Book by Anne Parrish

Floating Island is a 1930 children's novel written and illustrated by Anne Parrish. A China-doll family's shipwreck and adventure in the Floating Island are told in the novel in the simple and colloquial style.

==Story==

A China-Doll family happily lives in a dollhouse at a toy shop reading books and dancing "The Waltz of the Dolls" with the piano accompaniment of Mrs. Doll.

One day, Henry purchases the dollhouse and the dolls for his niece, Elizabeth, and the dolls are wrapped, put inside a box, and sent to the tropics, where Elizabeth lives. En route, the dolls wreck on a ship, and they drift to an uninhabited tropical island with their dollhouse. They gradually adapt to the island and become familiar with the native animals.

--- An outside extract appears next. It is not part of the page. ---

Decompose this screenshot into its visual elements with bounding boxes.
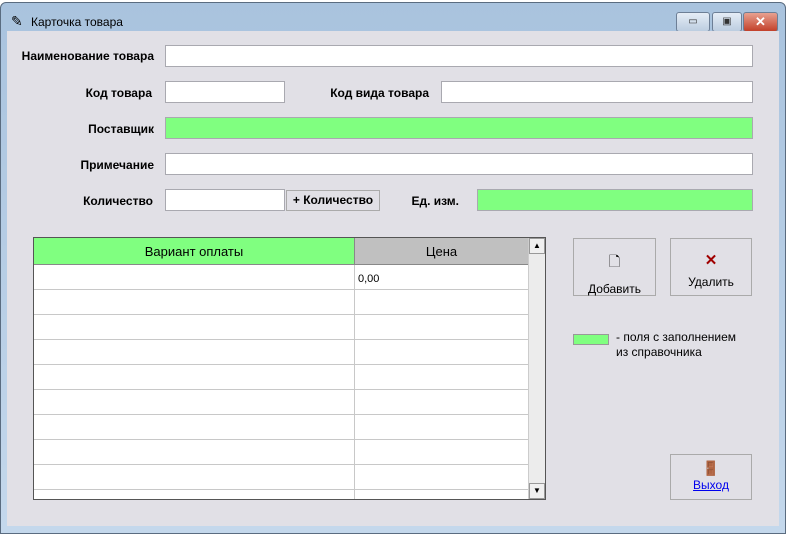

At the end of the story, Mrs. Doll proposes leaving Floating Island, because "dolls need children, and children need dolls". They raise a signal fire, which is spotted by a sailor.

The story concludes by asking readers whether or not they have the doll and "If you think they are, will you tell me?"

==Characters==

- Mr. Doll: A fatherly doll with the shining black china hair.
- Mrs. Doll: A motherly doll with the fuzzy and yellow hair.
- William Doll: A boy doll with the brown china hair.
- Annabel Doll: A girl doll with the long yellow hair and a white dress.
- Baby Doll
- Dinah the Cook: A housemaid of Doll family. Her china is black and lips seem full. At the end, unlike the other dolls she chooses to stay on Floating Island because she feels "as if this [island] was home".
- Finny, Lobby, Chicky and Pudding: Plaster friends of the family.
- Sailor Joe: A sailor who found the doll house and dolls on the Floating Island. No one on the ship Shooting Star believes what he saw in the Island.

==Reception==

The Horn Book Magazine described Floating Island as "... one of those books so whimsically compounded that its like happens rarely." and went on "There are many people who can write a fine story of adventure, history or everyday life, but how many can write an Alice or a Story of Dr. Dolittle? It is this last kind of book which Anne Parrish has made."